The “softening” of enrolments is a concern for Navitas owner and chief executive Rod Jones, with Navitas shares slumping almost 10% by the close of trade yesterday.
Navitas, which has a market capitalisation of $1.2 billion, had in June forecast a 5% to 15% growth in new student enrolments for the second semester, compared to first semester enrolments. But yesterday the company revised that down to 2%, because it said there was a smaller pool of international students applying domestically.
It also attributed the drop to overseas students experiencing enrolment delays under a visa processing system introduced in March.
Navitas spokesman James Fuller told SmartCompany the problems involved a small component of total student numbers and the announcement was more about keeping the market informed of conditions than a material change.
“It’s unfortunate as things had been tracking very well and the last two weeks they took a dive, and so we thought we should inform the market,” he says.
“One of the main things we are seeing is that student numbers have dropped this semester, but they have deferred to next semester. It’s not that they are not coming, they are just coming until later.”
Fuller says the problems are because it is a new system and “there will always be teething problems”.
He says Navitas is working with the government on that and is “fairly confident” the problems will be sorted out.

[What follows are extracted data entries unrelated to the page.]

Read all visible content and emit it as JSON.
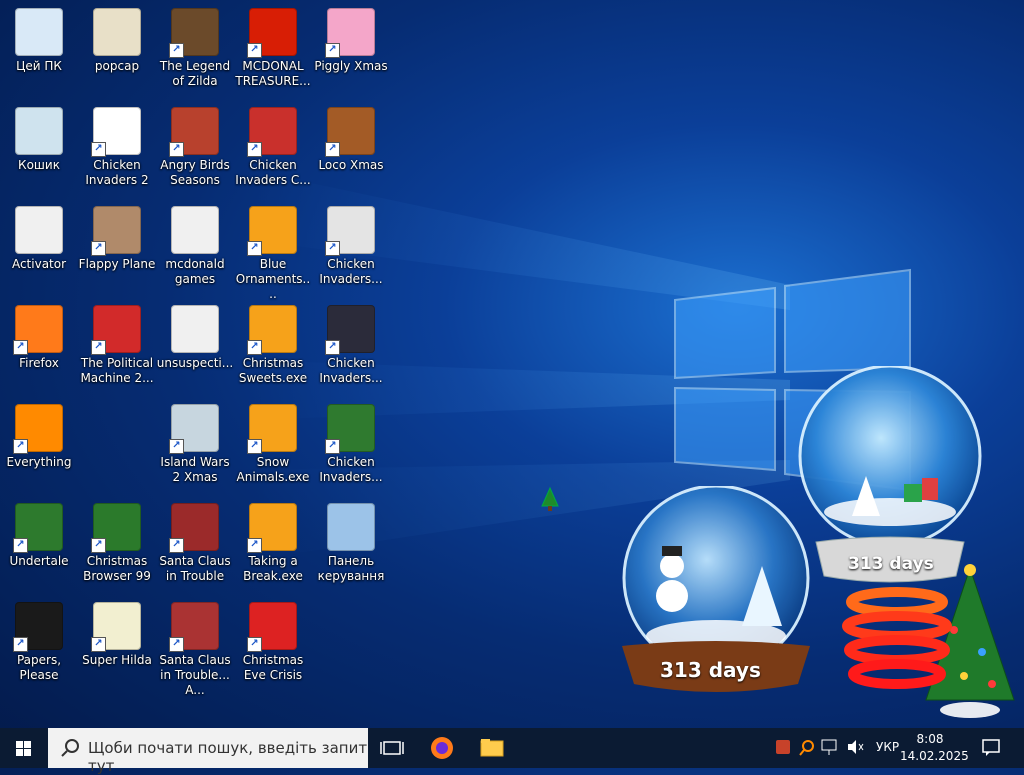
{
  "desktop": {
    "icons": [
      {
        "label": "Цей ПК",
        "shortcut": false,
        "icon": "computer-icon",
        "color": "#d9e9f7"
      },
      {
        "label": "popcap",
        "shortcut": false,
        "icon": "folder-icon",
        "color": "#e8e0c8"
      },
      {
        "label": "The Legend of Zilda",
        "shortcut": true,
        "icon": "game-icon",
        "color": "#6b4a2a"
      },
      {
        "label": "MCDONAL TREASURE...",
        "shortcut": true,
        "icon": "mcdonalds-icon",
        "color": "#d81e05"
      },
      {
        "label": "Piggly Xmas",
        "shortcut": true,
        "icon": "pig-icon",
        "color": "#f4a6c9"
      },
      {
        "label": "Кошик",
        "shortcut": false,
        "icon": "recycle-bin-icon",
        "color": "#cfe3ee"
      },
      {
        "label": "Chicken Invaders 2",
        "shortcut": true,
        "icon": "chicken-icon",
        "color": "#ffffff"
      },
      {
        "label": "Angry Birds Seasons",
        "shortcut": true,
        "icon": "angry-bird-icon",
        "color": "#b8412d"
      },
      {
        "label": "Chicken Invaders C...",
        "shortcut": true,
        "icon": "snowman-icon",
        "color": "#c9302c"
      },
      {
        "label": "Loco Xmas",
        "shortcut": true,
        "icon": "bear-icon",
        "color": "#a35b26"
      },
      {
        "label": "Activator",
        "shortcut": false,
        "icon": "folder-icon",
        "color": "#f0f0f0"
      },
      {
        "label": "Flappy Plane",
        "shortcut": true,
        "icon": "plane-icon",
        "color": "#b08a6a"
      },
      {
        "label": "mcdonald games",
        "shortcut": false,
        "icon": "folder-icon",
        "color": "#f0f0f0"
      },
      {
        "label": "Blue Ornaments....",
        "shortcut": true,
        "icon": "installer-icon",
        "color": "#f6a21a"
      },
      {
        "label": "Chicken Invaders...",
        "shortcut": true,
        "icon": "chicken-icon",
        "color": "#e4e4e4"
      },
      {
        "label": "Firefox",
        "shortcut": true,
        "icon": "firefox-icon",
        "color": "#ff7a1a"
      },
      {
        "label": "The Political Machine 2...",
        "shortcut": true,
        "icon": "badge-icon",
        "color": "#d22a2a"
      },
      {
        "label": "unsuspecti...",
        "shortcut": false,
        "icon": "folder-icon",
        "color": "#f0f0f0"
      },
      {
        "label": "Christmas Sweets.exe",
        "shortcut": true,
        "icon": "installer-icon",
        "color": "#f6a21a"
      },
      {
        "label": "Chicken Invaders...",
        "shortcut": true,
        "icon": "chicken-icon",
        "color": "#2b2b3a"
      },
      {
        "label": "Everything",
        "shortcut": true,
        "icon": "search-icon",
        "color": "#ff8a00"
      },
      {
        "label": "Island Wars 2 Xmas",
        "shortcut": true,
        "icon": "island-icon",
        "color": "#c7d6df"
      },
      {
        "label": "Snow Animals.exe",
        "shortcut": true,
        "icon": "installer-icon",
        "color": "#f6a21a"
      },
      {
        "label": "Chicken Invaders...",
        "shortcut": true,
        "icon": "chicken-icon",
        "color": "#2f7a2f"
      },
      {
        "label": "Undertale",
        "shortcut": true,
        "icon": "undertale-icon",
        "color": "#2d7a2d"
      },
      {
        "label": "Christmas Browser 99",
        "shortcut": true,
        "icon": "tree-icon",
        "color": "#2b7a2b"
      },
      {
        "label": "Santa Claus in Trouble",
        "shortcut": true,
        "icon": "santa-icon",
        "color": "#9b2a2a"
      },
      {
        "label": "Taking a Break.exe",
        "shortcut": true,
        "icon": "installer-icon",
        "color": "#f6a21a"
      },
      {
        "label": "Панель керування",
        "shortcut": false,
        "icon": "control-panel-icon",
        "color": "#9cc3e8"
      },
      {
        "label": "Papers, Please",
        "shortcut": true,
        "icon": "papers-icon",
        "color": "#1a1a1a"
      },
      {
        "label": "Super Hilda",
        "shortcut": true,
        "icon": "pixel-icon",
        "color": "#f2efd0"
      },
      {
        "label": "Santa Claus in Trouble... A...",
        "shortcut": true,
        "icon": "santa-icon",
        "color": "#a33"
      },
      {
        "label": "Christmas Eve Crisis",
        "shortcut": true,
        "icon": "santa-icon",
        "color": "#d22"
      }
    ]
  },
  "widgets": {
    "globe_left_text": "313 days",
    "globe_right_text": "313 days"
  },
  "taskbar": {
    "search_placeholder": "Щоби почати пошук, введіть запит тут",
    "language": "УКР",
    "time": "8:08",
    "date": "14.02.2025"
  }
}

However despite the update to the ASX, Jones is unlikely to have any concerns that his vast fortune is dissipating.
“The most important thing is that we don’t think it is going to impact the earnings forecast because we are talking about new enrolments not total student numbers,” says Fuller.
Jones, who trained as an accountant, is estimated to be worth more than $275 million and has previously featured on the BRW Rich List.
Jones’ idea, and the core of the Navitas business, is “bridging colleges”.
The company partners with universities and runs diploma courses that prepare students for bachelor-level university courses.
Navitas also has government contracts to provide English language courses for migrants and refugees, offers workplace training and recruitment services and also runs a student recruitment division.